Imagine a course in which the syllabus was composed exclusively of topics utterly beyond the capacity of any individual student’s experience or comprehension. Consider a course in archaeology. Students receive enough data to launch their investigation—but they have no idea where they’re being led or what they’re looking for. There appears to be a problem to solve, but even that is unclear. As individuals pursue the assignment, it becomes obvious that people working together will likely have more success—just because there are more minds at work, to say the very least. Now, we have four groups of students trying to understand the same thing. They trip over each other. Some people work harder than others. So what? All we need is one potentially useful piece of information—and the natural inclination is to share it because we’re all trying to get to…something that we cannot yet name.
IN A DISCUSSION, EVERYONE IS TRYING TO WIN. IN A DIALOGUE, THERE IS NO COMPETITION.
If we wanted students to seek knowledge for the sake of seeking knowledge, we’d ask them to work together to accomplish a task: to solve a problem, to find a new planet, to compose an opera. If we wanted to teach students how to dialogue, we’d create circumstances in which they need each other to be successful so that they, too, can be successful.
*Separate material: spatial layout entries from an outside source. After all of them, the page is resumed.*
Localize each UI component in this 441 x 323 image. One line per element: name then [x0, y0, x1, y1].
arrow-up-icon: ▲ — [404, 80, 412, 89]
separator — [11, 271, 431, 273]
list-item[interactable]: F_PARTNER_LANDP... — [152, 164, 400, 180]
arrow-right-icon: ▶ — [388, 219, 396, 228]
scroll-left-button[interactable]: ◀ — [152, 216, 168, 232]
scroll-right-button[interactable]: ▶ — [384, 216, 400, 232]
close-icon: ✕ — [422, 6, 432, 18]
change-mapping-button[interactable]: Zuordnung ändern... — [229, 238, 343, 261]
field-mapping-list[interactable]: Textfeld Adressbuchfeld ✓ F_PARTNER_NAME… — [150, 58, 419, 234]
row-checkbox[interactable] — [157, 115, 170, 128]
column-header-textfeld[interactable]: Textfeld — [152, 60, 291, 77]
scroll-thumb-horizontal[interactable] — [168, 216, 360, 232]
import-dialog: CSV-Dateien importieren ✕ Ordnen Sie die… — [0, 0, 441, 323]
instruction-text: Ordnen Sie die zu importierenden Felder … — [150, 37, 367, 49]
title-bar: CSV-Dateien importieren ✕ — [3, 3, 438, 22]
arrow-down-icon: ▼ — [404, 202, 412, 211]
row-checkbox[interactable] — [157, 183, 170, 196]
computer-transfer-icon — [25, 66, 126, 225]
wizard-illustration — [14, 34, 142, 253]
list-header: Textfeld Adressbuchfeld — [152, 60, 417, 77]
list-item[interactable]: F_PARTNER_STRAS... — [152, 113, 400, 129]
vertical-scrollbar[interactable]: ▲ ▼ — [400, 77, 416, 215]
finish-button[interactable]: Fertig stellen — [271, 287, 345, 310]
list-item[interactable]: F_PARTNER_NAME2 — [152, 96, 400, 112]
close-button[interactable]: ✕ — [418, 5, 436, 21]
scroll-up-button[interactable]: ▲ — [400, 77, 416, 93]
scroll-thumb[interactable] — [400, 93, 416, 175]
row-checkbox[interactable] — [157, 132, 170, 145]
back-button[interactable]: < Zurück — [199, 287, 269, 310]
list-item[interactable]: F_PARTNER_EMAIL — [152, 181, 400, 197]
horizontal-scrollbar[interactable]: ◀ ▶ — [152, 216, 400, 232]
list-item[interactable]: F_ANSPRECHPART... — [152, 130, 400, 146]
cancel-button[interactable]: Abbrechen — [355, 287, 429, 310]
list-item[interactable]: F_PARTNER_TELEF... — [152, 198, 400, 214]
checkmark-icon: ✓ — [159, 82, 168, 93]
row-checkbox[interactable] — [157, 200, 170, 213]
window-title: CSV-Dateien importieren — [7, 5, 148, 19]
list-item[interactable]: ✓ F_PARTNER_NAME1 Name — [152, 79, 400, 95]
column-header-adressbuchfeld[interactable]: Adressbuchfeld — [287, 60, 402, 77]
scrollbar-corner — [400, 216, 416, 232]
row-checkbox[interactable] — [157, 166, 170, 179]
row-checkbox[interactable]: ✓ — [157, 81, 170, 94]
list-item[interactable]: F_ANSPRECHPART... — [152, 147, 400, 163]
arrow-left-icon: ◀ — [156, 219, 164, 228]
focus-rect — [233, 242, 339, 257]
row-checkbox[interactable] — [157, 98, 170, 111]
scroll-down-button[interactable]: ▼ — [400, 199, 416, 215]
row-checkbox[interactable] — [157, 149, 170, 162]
Suppose we wanted to produce citizens capable of maintaining democracy. In that case, we’d teach them that goodness and contentment are achievable only if we depend upon one another to contribute our best thinking, rise above the fear that overtakes us when we feel challenged, and seek the fullness of human interaction in the cognitive company of our peers.
Civil discourse can be taught. Civil discourse can be learned. Civil discourse is the only discourse that leads to the satisfaction of knowing what there is to be known and to the perpetuation of wonder.